Top executives at Wal-Mart didn’t face such risks. Thanks to a guaranteed 6.6% return, Chief Executive Officer H. Lee Scott Jr. had gains of $2.3 million in a supplemental retirement-savings plan, bringing its total savings to $46.7 million.
This is an interesting glimpse of the glaring disparities between risk at the top and even the relatively high level of an in-store manager. First of all, that 60 percent loss shows the flaws in the 401(k) system, which puts the onus for investing on people who have no idea what they’re doing. Even in 2008, 60 percent is a bad loss. The Dow was down 34 percent last year, while the S&P 500 was down 38 percent. Ms. D’Andrea should have been in index funds, should have been in some cash, and should have been in some bonds.

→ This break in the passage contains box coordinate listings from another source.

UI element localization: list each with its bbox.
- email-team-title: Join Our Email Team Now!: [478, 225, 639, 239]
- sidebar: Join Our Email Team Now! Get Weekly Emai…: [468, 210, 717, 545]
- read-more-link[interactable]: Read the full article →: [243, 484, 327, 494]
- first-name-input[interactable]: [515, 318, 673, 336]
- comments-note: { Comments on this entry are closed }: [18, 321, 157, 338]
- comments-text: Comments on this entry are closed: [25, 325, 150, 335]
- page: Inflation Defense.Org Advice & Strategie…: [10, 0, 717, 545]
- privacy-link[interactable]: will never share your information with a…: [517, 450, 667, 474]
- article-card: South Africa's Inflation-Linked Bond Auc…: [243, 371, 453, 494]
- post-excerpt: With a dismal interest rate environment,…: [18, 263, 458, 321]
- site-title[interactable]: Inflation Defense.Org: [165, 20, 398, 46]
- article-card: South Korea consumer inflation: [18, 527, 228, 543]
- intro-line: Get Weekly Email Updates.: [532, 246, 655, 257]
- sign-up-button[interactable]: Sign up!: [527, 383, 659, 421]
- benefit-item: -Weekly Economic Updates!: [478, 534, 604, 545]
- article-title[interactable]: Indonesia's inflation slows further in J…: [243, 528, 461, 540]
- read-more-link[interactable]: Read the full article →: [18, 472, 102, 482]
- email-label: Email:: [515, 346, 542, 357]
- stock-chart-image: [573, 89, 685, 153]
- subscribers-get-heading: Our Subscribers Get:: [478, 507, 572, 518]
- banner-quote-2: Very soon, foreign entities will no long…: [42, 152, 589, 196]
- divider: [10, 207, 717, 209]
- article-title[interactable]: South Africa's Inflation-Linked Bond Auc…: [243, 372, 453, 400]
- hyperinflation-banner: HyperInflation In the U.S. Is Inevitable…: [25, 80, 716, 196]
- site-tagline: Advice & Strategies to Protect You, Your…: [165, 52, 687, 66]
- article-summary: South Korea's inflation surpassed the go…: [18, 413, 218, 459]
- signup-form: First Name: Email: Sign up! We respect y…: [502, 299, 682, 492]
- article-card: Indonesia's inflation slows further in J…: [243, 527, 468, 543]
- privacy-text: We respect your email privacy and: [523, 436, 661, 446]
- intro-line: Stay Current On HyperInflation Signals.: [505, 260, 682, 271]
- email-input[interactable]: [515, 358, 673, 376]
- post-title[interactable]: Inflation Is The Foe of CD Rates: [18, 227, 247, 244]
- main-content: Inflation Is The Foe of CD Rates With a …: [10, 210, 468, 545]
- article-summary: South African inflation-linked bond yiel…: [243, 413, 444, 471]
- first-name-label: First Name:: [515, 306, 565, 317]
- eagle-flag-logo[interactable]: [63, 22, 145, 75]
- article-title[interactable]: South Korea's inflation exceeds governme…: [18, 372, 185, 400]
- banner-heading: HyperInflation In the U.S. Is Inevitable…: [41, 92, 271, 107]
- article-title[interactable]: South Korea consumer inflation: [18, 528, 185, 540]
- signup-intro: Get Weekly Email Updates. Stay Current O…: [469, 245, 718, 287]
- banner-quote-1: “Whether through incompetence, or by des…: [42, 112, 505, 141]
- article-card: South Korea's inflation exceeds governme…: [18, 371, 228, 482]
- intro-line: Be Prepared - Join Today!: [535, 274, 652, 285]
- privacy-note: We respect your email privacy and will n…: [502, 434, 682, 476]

While the average Wal-Mart employee’s 401(k) was down just 18 percent, I’ll bet you that’s because a good chunk of them had their money in cash because they didn’t know any better. Lucky them. If there’s some consolation for Ms. D’Andrea it’s that even with a 60 percent loss, she didn’t lose that much money. Her account went down to $6,000, implying that she had just $15,000 at the start of 2008. Which doesn’t say much for Wal-Mart’s pay and benefits.
But the CEO, Mr. Scott, is on a fixed-benefit plan. While all the risk of retirement has been shifted onto everybody else, the CEO, who gets paid the most ($31.6 million last year alone), has none. Heckuva system there. This is not a one-off: The WSJ says a quarter of executives saw gains last year, “often” from these types of guaranteed-return benefits. I’d bet that “often” was nearing 100 percent.
Here’s another anecdote, the second of several excellent ones:
Comcast Corp., the cable operator, provides top executives with 12% interest on supplemental savings. This provided Executive Vice President Stephen Burke with gains of $7.4 million in his deferred-compensation account, helping to boost his total retirement savings to $71 million, show corporate filings.
The retirement funds of more than 70,000 workers in the Comcast 401(k) plan lost $649 million, a drop of 28%, filings show. Their average account size by year end was $24,000. The company, which confirmed the calculations, declined to comment.
Finally, this is a good kicker:
But the 48-year-old Henderson, Nev., resident lost her job in May and cashed out. She vows to never join a retirement plan again. “It’s too risky,” she says.